Maximum dissimilarity method: It begins by randomly choosing a data record as the first cluster center. The record maximally distant from the first point is selected as the next cluster center. The record maximally distant from both current points is selected after that . The process repeats itself until there is a sufficient number of cluster centers.
Here in my question, the sufficient number should be 10.
Thanks.
First of all, the Jacard Index is not right for you. From the wikipedia page
The Jaccard coefficient measures similarity between finite sample sets...
Your matrix has samples of floats, so you have a different problem (note that the Index in question is defined in terms of intersections; that should be a red flag right there :-).
So, you have to decide what you mean by dissimilarity. One natural interpretation would be to say row A is more dissimilar from the data set than row B if it has a greater Euclidean distance to the center of mass of the data set. You can think of the center of mass of the data set as the vector you get by taking the mean of each of the colums and putting them together (apply(mat, 2, mean)).
With this, you can take the distance of each row to that central vector, and then get an ordering on those distances. From that you can work back to the rows you desire from the original matrix.
All together:
center <- apply(mat, 2, mean)
# not quite the distances, actually, but their squares. That will work fine for us though, since the order
# will still be the same
dists <- apply(mat, 1, function(row) sum((row - center) ** 2))
# this gives us the row indices in order of least to greaest dissimiliarity
dist.order <- order(dists)
# Now we just grab the 10 most dissimilar of those
most.dissimilar.ids <- dist.order[91:100]
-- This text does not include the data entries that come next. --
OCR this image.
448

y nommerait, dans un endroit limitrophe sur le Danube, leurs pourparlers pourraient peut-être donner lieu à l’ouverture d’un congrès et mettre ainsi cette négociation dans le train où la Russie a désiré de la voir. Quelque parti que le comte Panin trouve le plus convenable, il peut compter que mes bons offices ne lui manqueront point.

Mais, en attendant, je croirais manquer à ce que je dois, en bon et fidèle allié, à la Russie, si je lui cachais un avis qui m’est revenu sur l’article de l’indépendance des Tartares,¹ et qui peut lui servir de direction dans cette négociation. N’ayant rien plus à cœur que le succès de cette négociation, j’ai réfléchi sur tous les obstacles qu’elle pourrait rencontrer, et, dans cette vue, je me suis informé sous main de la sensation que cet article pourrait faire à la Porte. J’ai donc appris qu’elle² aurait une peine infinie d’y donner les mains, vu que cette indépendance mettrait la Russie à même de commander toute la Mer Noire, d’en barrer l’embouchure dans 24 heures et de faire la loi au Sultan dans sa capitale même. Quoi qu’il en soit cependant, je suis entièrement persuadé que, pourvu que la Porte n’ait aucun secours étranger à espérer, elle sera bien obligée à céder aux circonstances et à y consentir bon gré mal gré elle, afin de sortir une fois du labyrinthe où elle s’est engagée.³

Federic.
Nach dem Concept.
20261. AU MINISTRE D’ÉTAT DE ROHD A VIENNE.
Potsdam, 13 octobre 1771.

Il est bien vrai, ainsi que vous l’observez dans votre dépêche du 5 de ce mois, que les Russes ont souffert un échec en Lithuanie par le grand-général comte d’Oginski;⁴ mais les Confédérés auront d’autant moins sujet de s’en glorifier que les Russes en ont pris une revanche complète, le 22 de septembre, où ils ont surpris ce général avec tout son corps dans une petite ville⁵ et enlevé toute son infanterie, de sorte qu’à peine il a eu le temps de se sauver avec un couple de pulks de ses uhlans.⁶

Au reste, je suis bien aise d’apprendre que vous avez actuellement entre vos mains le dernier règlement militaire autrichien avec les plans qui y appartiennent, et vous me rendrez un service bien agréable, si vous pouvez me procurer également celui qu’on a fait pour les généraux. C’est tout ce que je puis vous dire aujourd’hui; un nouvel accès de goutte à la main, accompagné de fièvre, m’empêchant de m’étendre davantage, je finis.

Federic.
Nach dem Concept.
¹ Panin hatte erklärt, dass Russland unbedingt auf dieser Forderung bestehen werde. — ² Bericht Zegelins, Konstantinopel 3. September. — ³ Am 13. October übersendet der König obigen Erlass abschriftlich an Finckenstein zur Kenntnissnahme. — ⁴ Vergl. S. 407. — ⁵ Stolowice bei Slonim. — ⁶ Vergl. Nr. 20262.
# and use them to get the corresponding rows of the matrix
most.dissimilar <- mat[most.dissimilar.ids,]
If I was actually writing this, I probably would have compressed the last three lines as most.dissimilar <- mat[order(dists)[91:100],], but hopefully having it broken up like this makes it a little easier to see what's going on.
Of course, if distance from the center of mass doesn't make sense as the best way of thinking of "dissimilarity" in your context, then you'll have to amend with something that does.